Wiadomo, że do zatargu doszło na jednej z ulic urokliwej mazurskiej wsi. Nie wiadomo kto zadał pierwsze ciosy oraz czy sprawcy i ofiara znali się, co jest wielce prawdopodobne, bo miejscowość liczy mniej niż 1000 osób. Powód awantury nie jest znany.
Najgorsze jest jednak to, że 38-latek został bardzo ciężko pobity. 4 września trafił do szpitala. Lekarze robili wszystko, żeby uratować mu życie, ale niestety nie udało się, nieszczęśnik zmarł. Jego rodzina zawiadomiła o wszystkim policję. Dzięki monitoringowi już dzień później sprawcy zostali ustaleni i zatrzymani. Okazało się, że to dzieciaki. Pierwszy ma 15, drugi 16 lat. Mają już co nieco na sumieniu, jeden jest pod opieką kuratora.

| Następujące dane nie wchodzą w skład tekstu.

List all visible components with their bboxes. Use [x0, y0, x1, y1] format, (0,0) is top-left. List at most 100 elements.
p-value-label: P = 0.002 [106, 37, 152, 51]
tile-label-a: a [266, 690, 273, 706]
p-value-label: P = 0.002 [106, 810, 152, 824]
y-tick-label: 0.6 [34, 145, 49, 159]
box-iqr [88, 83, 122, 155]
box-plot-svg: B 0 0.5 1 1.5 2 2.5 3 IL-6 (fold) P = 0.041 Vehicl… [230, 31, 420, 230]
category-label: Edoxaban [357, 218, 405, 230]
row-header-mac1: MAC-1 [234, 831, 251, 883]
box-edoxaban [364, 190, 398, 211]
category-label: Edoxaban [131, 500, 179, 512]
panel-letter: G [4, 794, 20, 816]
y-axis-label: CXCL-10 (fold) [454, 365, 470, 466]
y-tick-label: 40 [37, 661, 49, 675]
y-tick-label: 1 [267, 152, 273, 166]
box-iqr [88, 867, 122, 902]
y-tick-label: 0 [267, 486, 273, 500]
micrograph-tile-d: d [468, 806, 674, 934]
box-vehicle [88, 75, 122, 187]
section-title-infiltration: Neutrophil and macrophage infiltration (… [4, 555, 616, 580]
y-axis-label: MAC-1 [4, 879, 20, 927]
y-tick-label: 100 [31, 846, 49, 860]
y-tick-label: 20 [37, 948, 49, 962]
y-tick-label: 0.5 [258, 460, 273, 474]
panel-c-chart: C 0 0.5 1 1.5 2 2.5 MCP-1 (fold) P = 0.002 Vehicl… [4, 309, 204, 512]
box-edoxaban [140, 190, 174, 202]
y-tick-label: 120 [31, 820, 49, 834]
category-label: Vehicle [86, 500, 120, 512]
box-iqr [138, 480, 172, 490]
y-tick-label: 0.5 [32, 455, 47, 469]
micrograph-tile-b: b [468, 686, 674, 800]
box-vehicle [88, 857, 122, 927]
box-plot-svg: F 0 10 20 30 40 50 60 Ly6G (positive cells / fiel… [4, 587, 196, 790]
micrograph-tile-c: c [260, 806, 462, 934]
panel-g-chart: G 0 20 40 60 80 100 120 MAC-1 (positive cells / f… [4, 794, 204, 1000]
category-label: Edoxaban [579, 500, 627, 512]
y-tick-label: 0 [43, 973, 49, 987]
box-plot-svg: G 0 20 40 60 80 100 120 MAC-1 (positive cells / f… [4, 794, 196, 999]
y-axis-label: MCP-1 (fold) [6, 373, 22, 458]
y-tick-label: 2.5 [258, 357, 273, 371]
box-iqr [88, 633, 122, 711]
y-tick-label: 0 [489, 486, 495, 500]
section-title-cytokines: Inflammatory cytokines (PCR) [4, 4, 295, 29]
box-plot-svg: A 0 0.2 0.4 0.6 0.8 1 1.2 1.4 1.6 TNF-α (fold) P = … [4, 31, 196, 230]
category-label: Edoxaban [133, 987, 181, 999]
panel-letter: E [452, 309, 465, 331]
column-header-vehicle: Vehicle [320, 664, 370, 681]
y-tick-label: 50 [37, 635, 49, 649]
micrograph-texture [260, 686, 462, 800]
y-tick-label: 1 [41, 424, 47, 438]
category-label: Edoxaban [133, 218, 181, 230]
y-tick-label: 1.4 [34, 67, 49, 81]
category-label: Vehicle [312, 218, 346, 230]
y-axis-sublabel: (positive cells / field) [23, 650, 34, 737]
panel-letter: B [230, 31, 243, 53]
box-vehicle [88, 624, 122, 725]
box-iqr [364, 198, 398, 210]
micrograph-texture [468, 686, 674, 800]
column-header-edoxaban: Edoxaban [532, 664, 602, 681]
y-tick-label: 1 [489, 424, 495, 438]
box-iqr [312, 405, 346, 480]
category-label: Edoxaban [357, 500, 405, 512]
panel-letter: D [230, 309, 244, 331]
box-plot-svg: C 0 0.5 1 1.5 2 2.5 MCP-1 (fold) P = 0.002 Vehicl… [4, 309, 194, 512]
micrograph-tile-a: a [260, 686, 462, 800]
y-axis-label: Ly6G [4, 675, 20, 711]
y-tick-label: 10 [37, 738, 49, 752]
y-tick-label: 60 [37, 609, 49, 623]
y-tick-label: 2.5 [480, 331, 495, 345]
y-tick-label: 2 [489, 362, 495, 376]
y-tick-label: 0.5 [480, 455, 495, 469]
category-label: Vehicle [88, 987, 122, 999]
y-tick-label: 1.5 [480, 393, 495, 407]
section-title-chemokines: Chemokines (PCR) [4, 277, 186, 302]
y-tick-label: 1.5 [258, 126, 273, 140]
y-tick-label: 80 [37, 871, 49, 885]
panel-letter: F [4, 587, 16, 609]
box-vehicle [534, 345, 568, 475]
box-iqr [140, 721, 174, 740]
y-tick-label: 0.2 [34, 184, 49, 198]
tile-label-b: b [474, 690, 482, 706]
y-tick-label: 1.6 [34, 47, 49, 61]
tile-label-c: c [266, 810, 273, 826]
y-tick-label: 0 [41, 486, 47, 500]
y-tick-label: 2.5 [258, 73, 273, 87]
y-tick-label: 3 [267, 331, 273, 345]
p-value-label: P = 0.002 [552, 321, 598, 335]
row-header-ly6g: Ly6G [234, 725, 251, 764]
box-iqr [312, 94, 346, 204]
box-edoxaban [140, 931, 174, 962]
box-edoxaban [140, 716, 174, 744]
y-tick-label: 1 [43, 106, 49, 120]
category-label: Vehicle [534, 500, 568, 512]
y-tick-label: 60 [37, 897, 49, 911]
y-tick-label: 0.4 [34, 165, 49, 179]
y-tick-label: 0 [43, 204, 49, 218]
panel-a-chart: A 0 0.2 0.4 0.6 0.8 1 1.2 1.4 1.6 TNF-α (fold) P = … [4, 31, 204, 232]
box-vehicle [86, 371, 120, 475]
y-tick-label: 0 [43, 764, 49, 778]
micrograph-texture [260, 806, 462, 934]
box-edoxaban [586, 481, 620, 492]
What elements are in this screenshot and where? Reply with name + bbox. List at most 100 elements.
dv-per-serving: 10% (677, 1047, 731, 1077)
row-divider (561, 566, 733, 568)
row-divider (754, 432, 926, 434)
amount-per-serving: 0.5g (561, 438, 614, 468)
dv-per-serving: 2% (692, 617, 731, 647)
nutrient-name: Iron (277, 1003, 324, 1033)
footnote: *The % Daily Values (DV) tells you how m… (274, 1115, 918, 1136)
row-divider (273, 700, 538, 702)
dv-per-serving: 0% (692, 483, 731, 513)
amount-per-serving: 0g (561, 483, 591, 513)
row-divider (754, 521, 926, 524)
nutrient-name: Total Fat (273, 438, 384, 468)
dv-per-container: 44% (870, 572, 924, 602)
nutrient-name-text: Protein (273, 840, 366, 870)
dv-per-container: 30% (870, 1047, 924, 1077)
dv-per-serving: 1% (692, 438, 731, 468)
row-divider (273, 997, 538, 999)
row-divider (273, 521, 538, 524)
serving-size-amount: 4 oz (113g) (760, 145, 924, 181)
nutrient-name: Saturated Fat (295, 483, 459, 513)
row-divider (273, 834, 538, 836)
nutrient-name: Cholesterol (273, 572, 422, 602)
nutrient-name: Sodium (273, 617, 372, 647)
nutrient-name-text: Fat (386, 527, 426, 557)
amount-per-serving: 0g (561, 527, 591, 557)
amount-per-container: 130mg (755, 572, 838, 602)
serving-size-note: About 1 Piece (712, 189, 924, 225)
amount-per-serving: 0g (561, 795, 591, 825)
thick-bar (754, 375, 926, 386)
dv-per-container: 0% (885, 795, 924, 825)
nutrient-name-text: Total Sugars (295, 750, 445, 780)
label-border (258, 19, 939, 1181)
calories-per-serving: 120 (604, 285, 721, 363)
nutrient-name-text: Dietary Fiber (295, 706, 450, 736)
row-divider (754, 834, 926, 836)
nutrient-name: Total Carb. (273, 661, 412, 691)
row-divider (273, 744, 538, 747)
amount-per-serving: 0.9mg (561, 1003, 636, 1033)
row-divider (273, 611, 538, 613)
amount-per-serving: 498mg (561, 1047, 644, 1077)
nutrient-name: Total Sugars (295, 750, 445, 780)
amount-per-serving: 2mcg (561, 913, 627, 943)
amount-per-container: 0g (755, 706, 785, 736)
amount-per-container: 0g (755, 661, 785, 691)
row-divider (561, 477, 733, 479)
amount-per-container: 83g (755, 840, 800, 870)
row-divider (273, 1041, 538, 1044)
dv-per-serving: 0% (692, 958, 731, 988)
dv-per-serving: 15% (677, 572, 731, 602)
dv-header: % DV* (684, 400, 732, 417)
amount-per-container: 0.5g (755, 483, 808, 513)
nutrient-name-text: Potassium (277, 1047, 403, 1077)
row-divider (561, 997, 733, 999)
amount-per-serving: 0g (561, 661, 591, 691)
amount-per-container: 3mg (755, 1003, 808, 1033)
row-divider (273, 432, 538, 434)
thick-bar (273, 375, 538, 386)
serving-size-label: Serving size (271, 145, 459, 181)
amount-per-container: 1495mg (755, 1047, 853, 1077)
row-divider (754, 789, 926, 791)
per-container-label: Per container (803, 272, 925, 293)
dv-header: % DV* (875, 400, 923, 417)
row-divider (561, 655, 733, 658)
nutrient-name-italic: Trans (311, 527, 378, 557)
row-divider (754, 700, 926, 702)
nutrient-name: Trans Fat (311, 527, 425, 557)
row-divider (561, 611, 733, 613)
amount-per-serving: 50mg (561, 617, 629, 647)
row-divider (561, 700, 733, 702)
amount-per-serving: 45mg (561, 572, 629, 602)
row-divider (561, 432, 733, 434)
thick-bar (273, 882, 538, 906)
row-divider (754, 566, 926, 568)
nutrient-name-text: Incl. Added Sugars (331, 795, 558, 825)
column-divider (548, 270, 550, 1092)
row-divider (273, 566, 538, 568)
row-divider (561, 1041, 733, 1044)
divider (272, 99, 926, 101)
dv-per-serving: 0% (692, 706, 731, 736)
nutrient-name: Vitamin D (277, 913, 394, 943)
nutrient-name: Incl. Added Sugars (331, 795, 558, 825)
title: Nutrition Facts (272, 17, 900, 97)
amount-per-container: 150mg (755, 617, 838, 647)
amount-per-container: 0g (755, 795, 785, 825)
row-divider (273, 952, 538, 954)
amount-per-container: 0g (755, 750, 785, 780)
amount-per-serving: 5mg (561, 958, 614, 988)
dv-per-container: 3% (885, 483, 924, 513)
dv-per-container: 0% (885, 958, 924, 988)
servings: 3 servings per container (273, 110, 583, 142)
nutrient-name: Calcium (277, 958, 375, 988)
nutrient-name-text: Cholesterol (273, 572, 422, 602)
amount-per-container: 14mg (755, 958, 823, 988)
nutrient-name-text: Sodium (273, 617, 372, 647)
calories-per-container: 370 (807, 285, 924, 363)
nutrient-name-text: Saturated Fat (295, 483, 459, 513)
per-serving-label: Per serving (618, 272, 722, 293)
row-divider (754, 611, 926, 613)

Dzieci pobiły dorosłego na śmierć. Są w Izbie Dziecka
Chłopcy zostali umieszczeni w policyjnej Izbie Dziecka. Po zebraniu wszystkich materiałów staną przed Sądem Rodzinnym. Ponieważ są bardzo młodzi, najsurowszą karą, jaka ich może spotkać, jest pobyt w Zakładzie Poprawczym do ukończenia 21 roku życia. Potem wrócą do domów.